Sind sie zum Selbstmord durch Furcht vor Bestrafung oder Ehrenschändung verpflichtet?

Und folglich, selbst wenn einige dieser Jungfrauen getötet wurden, um solch eine Schande zu vermeiden, würde jeder, der irgendein menschliches Gefühl hat, sich weigern, ihnen zu verzeihen? Und für diejenigen, die ihr Leben nicht beenden würden, damit sie nicht dem Verbrechen eines anderen durch eine eigene Sünde entgehen, wer dies als große Bosheit an ihre Schuld anlegt, der ist selbst nicht schuldlos an der Schuld der Torheit. Denn wenn es nicht recht ist, das Gesetz in unsere eigenen Hände zu nehmen und zu töten sogar eine schuldige Person, deren Tod keine öffentliche Strafe rechtfertigt, dann sicherlich der, der sich selbst tötet, ist ein Mörder, und so der Schuldige seines eigenen Todes, da er von diesem Unrecht unschuldig war, für das er sich zum Sterben verurteilte. Machen wir die Tat zum Recht von Judas, und die Wahrheit selbst auszusprechen, dass er sich, indem er sich erhängte, eher verschlimmerte, als die Schuld jenes ungerechtesten Verrats, da er durch die Verzweiflung der Barmherzigkeit Gottes in seinem Leiden, das den Tod bewirkte, wehrte und für sich selbst keinen Platz für eine heilende Buße ließ? Wie viel mehr sollte er sich davon abhalten, gewalttätige Hände an sich selbst zu legen, der nicht eine solche Strafe verdient hat!
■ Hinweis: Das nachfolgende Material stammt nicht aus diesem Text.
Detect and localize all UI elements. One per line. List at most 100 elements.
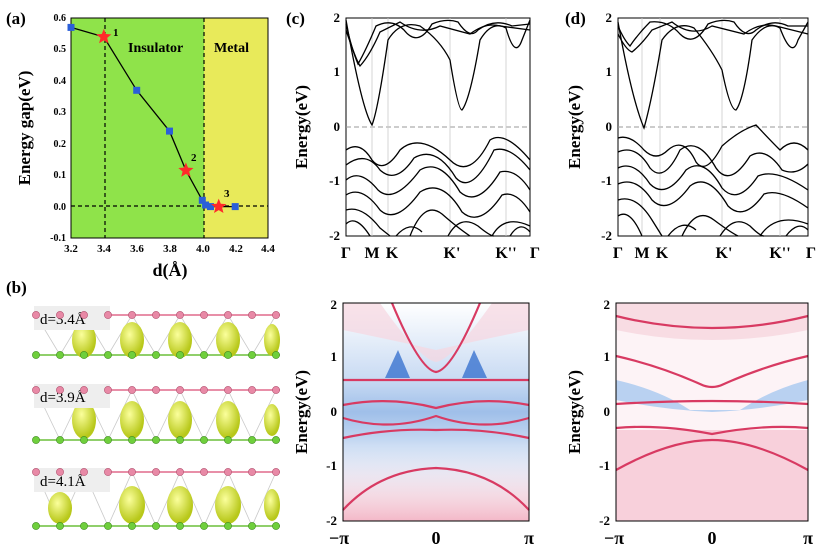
bands-d-kpoint-Gamma-end: Γ xyxy=(806,245,816,262)
atom-top xyxy=(200,468,208,476)
bands-d-ytick-m1: -1 xyxy=(601,173,612,188)
atom-bottom xyxy=(80,436,88,444)
atom-top xyxy=(56,386,64,394)
bands-d-kpoint-K1: K' xyxy=(716,245,733,262)
structure-label-2: d=3.9Å xyxy=(40,390,86,406)
atom-top xyxy=(272,386,280,394)
bands-c-ytick-1: 1 xyxy=(334,64,341,79)
gap-square-marker xyxy=(133,86,141,94)
atom-top xyxy=(176,311,184,319)
atom-bottom xyxy=(272,436,280,444)
atom-bottom xyxy=(128,522,136,530)
atom-bottom xyxy=(272,522,280,530)
atom-top xyxy=(80,468,88,476)
atom-bottom xyxy=(104,351,112,359)
star-label-3: 3 xyxy=(224,188,230,200)
bands-d: 2 1 0 -1 -2 Energy(eV) Γ M K K' K'' Γ xyxy=(565,10,816,262)
ytick-0.3: 0.3 xyxy=(54,107,67,118)
panel-label-c: (c) xyxy=(286,9,305,28)
band-d-val-3 xyxy=(617,165,809,196)
atom-top xyxy=(200,311,208,319)
surface-c-ytick-m2: -2 xyxy=(326,513,337,528)
band-d-val-6 xyxy=(617,213,809,237)
atom-bottom xyxy=(224,351,232,359)
band-d-cond-3 xyxy=(617,21,809,53)
ytick-0.6: 0.6 xyxy=(54,13,67,24)
gap-star-marker xyxy=(96,28,112,44)
ytick-0.2: 0.2 xyxy=(54,139,67,150)
atom-top xyxy=(32,468,40,476)
surface-c-xtick-0: 0 xyxy=(432,528,441,548)
band-c-cond-3 xyxy=(345,21,531,68)
atom-top xyxy=(152,468,160,476)
surface-d-ytick-2: 2 xyxy=(604,297,611,312)
gap-square-marker xyxy=(166,127,173,135)
bands-c-kpoint-Gamma: Γ xyxy=(341,245,351,262)
atom-top xyxy=(128,386,136,394)
atom-top xyxy=(128,468,136,476)
atom-bottom xyxy=(200,351,208,359)
atom-bottom xyxy=(200,436,208,444)
atom-bottom xyxy=(248,436,256,444)
atom-bottom xyxy=(224,522,232,530)
atom-top xyxy=(80,386,88,394)
atom-top xyxy=(224,468,232,476)
charge-lobe xyxy=(72,401,96,439)
charge-lobe xyxy=(167,486,193,524)
charge-lobe xyxy=(72,322,96,358)
ytick-0.0: 0.0 xyxy=(54,202,67,213)
surface-d-bulk xyxy=(616,380,808,412)
atom-bottom xyxy=(56,436,64,444)
charge-lobe xyxy=(264,489,280,521)
atom-bottom xyxy=(80,522,88,530)
surface-state-d-4 xyxy=(615,425,809,436)
bands-d-kpoint-K2: K'' xyxy=(769,245,790,262)
surface-d-xtick-0: 0 xyxy=(708,528,717,548)
surface-c-frame xyxy=(342,302,530,522)
bands-c-kpoint-K: K xyxy=(386,245,399,262)
atom-top xyxy=(176,386,184,394)
bands-d-kpoint-Gamma: Γ xyxy=(613,245,623,262)
charge-lobe xyxy=(48,492,72,524)
atoms xyxy=(32,311,280,530)
charge-lobe xyxy=(168,322,192,358)
surface-c-ytick-1: 1 xyxy=(331,349,338,364)
band-c-val-6 xyxy=(345,220,531,237)
bands-c-kpoint-K2: K'' xyxy=(495,245,516,262)
surface-d-lower-continuum xyxy=(616,430,808,521)
band-c-val-5 xyxy=(345,208,531,237)
surface-c-xtick-pi: π xyxy=(524,528,534,548)
gap-xlabel: d(Å) xyxy=(153,260,188,281)
ytick-0.5: 0.5 xyxy=(54,44,67,55)
band-c-cond-2 xyxy=(345,19,531,66)
surface-state-d-5 xyxy=(615,438,809,471)
atom-top xyxy=(80,311,88,319)
panel-label-b: (b) xyxy=(6,278,27,297)
surface-d-upper-continuum xyxy=(616,303,808,340)
xtick-3.4: 3.4 xyxy=(97,243,111,255)
charge-lobe xyxy=(216,401,240,439)
charge-lobe xyxy=(215,486,241,524)
atom-bottom xyxy=(152,351,160,359)
atom-bottom xyxy=(248,351,256,359)
band-d-val-2 xyxy=(617,145,809,177)
gap-star-marker xyxy=(178,162,194,177)
structure-panel: d=3.4Å d=3.9Å d=4.1Å xyxy=(32,302,282,534)
atom-top xyxy=(104,468,112,476)
surface-c-bulk-pocket xyxy=(385,350,410,378)
atom-top xyxy=(56,311,64,319)
band-c-val-4 xyxy=(345,187,531,218)
surface-c-ytick-m1: -1 xyxy=(326,458,337,473)
bands-d-ylabel: Energy(eV) xyxy=(565,85,584,169)
bands-d-kpoint-K: K xyxy=(656,245,669,262)
charge-lobe xyxy=(119,486,145,524)
bands-c-ytick-m2: -2 xyxy=(329,228,340,243)
structure-row-1: d=3.4Å xyxy=(34,302,282,368)
atom-top xyxy=(248,386,256,394)
atom-top xyxy=(248,468,256,476)
star-label-2: 2 xyxy=(191,152,197,164)
xtick-4.0: 4.0 xyxy=(196,243,210,255)
bands-c: 2 1 0 -1 -2 Energy(eV) Γ M K K' K'' Γ xyxy=(292,10,540,262)
gap-chart-frame xyxy=(70,17,269,239)
atom-bottom xyxy=(176,436,184,444)
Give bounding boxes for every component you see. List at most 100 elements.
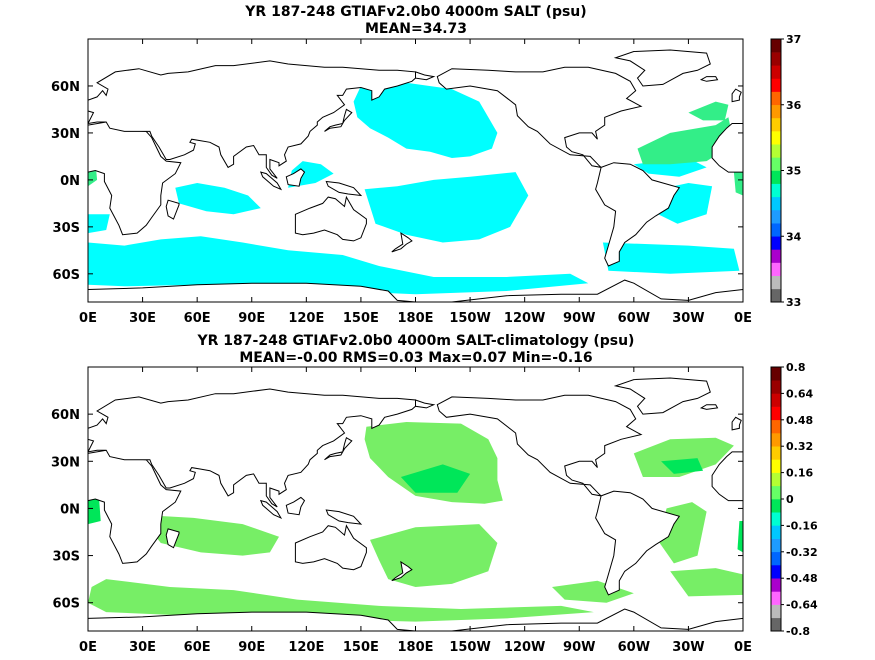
coastline-uk — [731, 416, 742, 431]
coastline-uk — [731, 88, 742, 103]
colorbar-swatch — [771, 157, 781, 171]
colorbar-swatch — [771, 249, 781, 263]
colorbar-tick-label: -0.8 — [786, 625, 810, 638]
coastline-new-guinea — [325, 180, 363, 197]
coastline-sumatra — [259, 171, 283, 191]
x-tick-label: 90E — [238, 640, 265, 655]
coastline-japan — [324, 108, 353, 132]
y-tick-label: 60N — [51, 408, 80, 423]
y-tick-label: 60S — [53, 597, 80, 612]
field-region-6 — [633, 437, 734, 477]
panel-1-colorbar: 37 36 35 34 33 — [770, 33, 802, 309]
coastline-sumatra — [259, 499, 283, 519]
coastline-south-america — [595, 490, 681, 596]
field-region-high-2 — [688, 101, 729, 121]
y-tick-label: 60S — [53, 268, 80, 283]
x-tick-label: 120W — [504, 640, 545, 655]
x-tick-label: 120E — [288, 640, 324, 655]
colorbar-swatch — [771, 288, 781, 303]
colorbar-swatch — [771, 170, 781, 184]
field-region-5 — [88, 236, 589, 295]
colorbar-swatch — [771, 617, 781, 632]
colorbar-swatch — [771, 393, 781, 407]
coastline-africa — [88, 449, 182, 564]
coastline-north-america — [436, 66, 643, 169]
y-tick-label: 30N — [51, 127, 80, 142]
panel-2-subtitle: MEAN=-0.00 RMS=0.03 Max=0.07 Min=-0.16 — [239, 350, 592, 366]
colorbar-swatch — [771, 65, 781, 79]
field-region-high-1 — [88, 492, 101, 525]
colorbar-tick-label: -0.32 — [786, 546, 818, 559]
colorbar-swatch — [771, 538, 781, 553]
colorbar-swatch — [771, 367, 781, 381]
coastline-australia — [294, 195, 367, 242]
x-tick-label: 120W — [504, 311, 545, 326]
colorbar-swatch — [771, 380, 781, 394]
coastline-australia — [294, 524, 367, 571]
coastline-greenland — [613, 377, 711, 415]
coastline-eurasia — [88, 60, 416, 179]
x-tick-label: 0E — [79, 311, 97, 326]
coastline-iceland — [699, 76, 719, 82]
colorbar-swatch — [771, 196, 781, 211]
x-tick-label: 30E — [129, 640, 156, 655]
field-region-6 — [88, 214, 110, 234]
coastline-africa-west — [711, 451, 743, 502]
x-tick-label: 0E — [734, 640, 752, 655]
colorbar-swatch — [771, 275, 781, 290]
colorbar-swatch — [771, 565, 781, 579]
colorbar-swatch — [771, 91, 781, 106]
x-tick-label: 180E — [397, 311, 433, 326]
colorbar-tick-label: 0.64 — [786, 387, 813, 400]
coastline-madagascar — [165, 528, 180, 549]
colorbar-swatch — [771, 183, 781, 198]
panel-1-map: 0E 30E 60E 90E 120E 150E 180E 150W 120W 90W 60W 30W… — [51, 38, 752, 326]
x-tick-label: 90E — [238, 311, 265, 326]
colorbar-swatch — [771, 472, 781, 487]
colorbar-swatch — [771, 117, 781, 132]
field-region-high-2 — [737, 521, 743, 553]
field-region-4 — [88, 579, 594, 622]
colorbar-swatch — [771, 209, 781, 224]
colorbar-swatch — [771, 525, 781, 539]
coastline-eurasia-far-east — [415, 71, 436, 81]
field-region-2 — [175, 183, 261, 215]
field-region-1 — [353, 82, 498, 158]
field-region-8 — [552, 580, 634, 603]
x-tick-label: 150W — [449, 640, 490, 655]
x-tick-label: 30E — [129, 311, 156, 326]
panel-1-title: YR 187-248 GTIAFv2.0b0 4000m SALT (psu) — [244, 4, 586, 20]
coastline-new-zealand — [391, 560, 413, 582]
coastline-new-guinea — [325, 509, 363, 525]
colorbar-tick-label: 33 — [786, 296, 801, 309]
field-region-high-1 — [637, 117, 734, 165]
y-tick-label: 30S — [53, 221, 80, 236]
x-tick-label: 0E — [79, 640, 97, 655]
colorbar-swatch — [771, 578, 781, 592]
panel-1-subtitle: MEAN=34.73 — [365, 21, 467, 37]
colorbar-tick-label: -0.16 — [786, 519, 818, 532]
coastline-eurasia-far-east — [415, 399, 436, 409]
x-tick-label: 0E — [734, 311, 752, 326]
colorbar-swatch — [771, 104, 781, 119]
colorbar-swatch — [771, 131, 781, 145]
field-region-7 — [602, 242, 740, 274]
colorbar-swatch — [771, 512, 781, 526]
y-tick-label: 0N — [60, 174, 80, 189]
colorbar-swatch — [771, 459, 781, 473]
colorbar-swatch — [771, 419, 781, 434]
colorbar-swatch — [771, 406, 781, 421]
colorbar-swatch — [771, 236, 781, 250]
y-tick-label: 30N — [51, 455, 80, 470]
colorbar-swatch — [771, 223, 781, 237]
x-tick-label: 90W — [563, 640, 595, 655]
colorbar-tick-label: 0.8 — [786, 361, 806, 374]
field-region-4 — [364, 172, 529, 243]
coastline-iceland — [699, 404, 719, 410]
colorbar-tick-label: 0.48 — [786, 414, 813, 427]
colorbar-tick-label: 34 — [786, 230, 802, 243]
colorbar-swatch — [771, 144, 781, 158]
colorbar-swatch — [771, 604, 781, 619]
field-region-high-4 — [661, 458, 703, 474]
panel-2-title: YR 187-248 GTIAFv2.0b0 4000m SALT-climat… — [197, 333, 635, 349]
Denn Judas, als er sich selbst tötete, tötete er einen bösen Mann; aber er ging aus diesem Leben nicht nur mit dem Tode Christi, sondern mit seinem eigenen: denn obwohl er sich selbst umgebracht hat durch sein Verbrechen, seine Tötung selbst war ein weiteres Verbrechen. Warum sollte ein Mensch, der nicht böse ist, böses an sich selbst tun, und indem er sich umbringt, da tötet er einen Unschuldigen, einer andern schuldigen Handlung zu entfliehen, und eine Sünde selbst zu begehen, damit die Sünde eines anderen nicht an ihm verübt wird?


3

Von der Gewalt, die dem Leib durch die Lust eines Anderen angetan werden kann, während der Geist unverletzt bleibt.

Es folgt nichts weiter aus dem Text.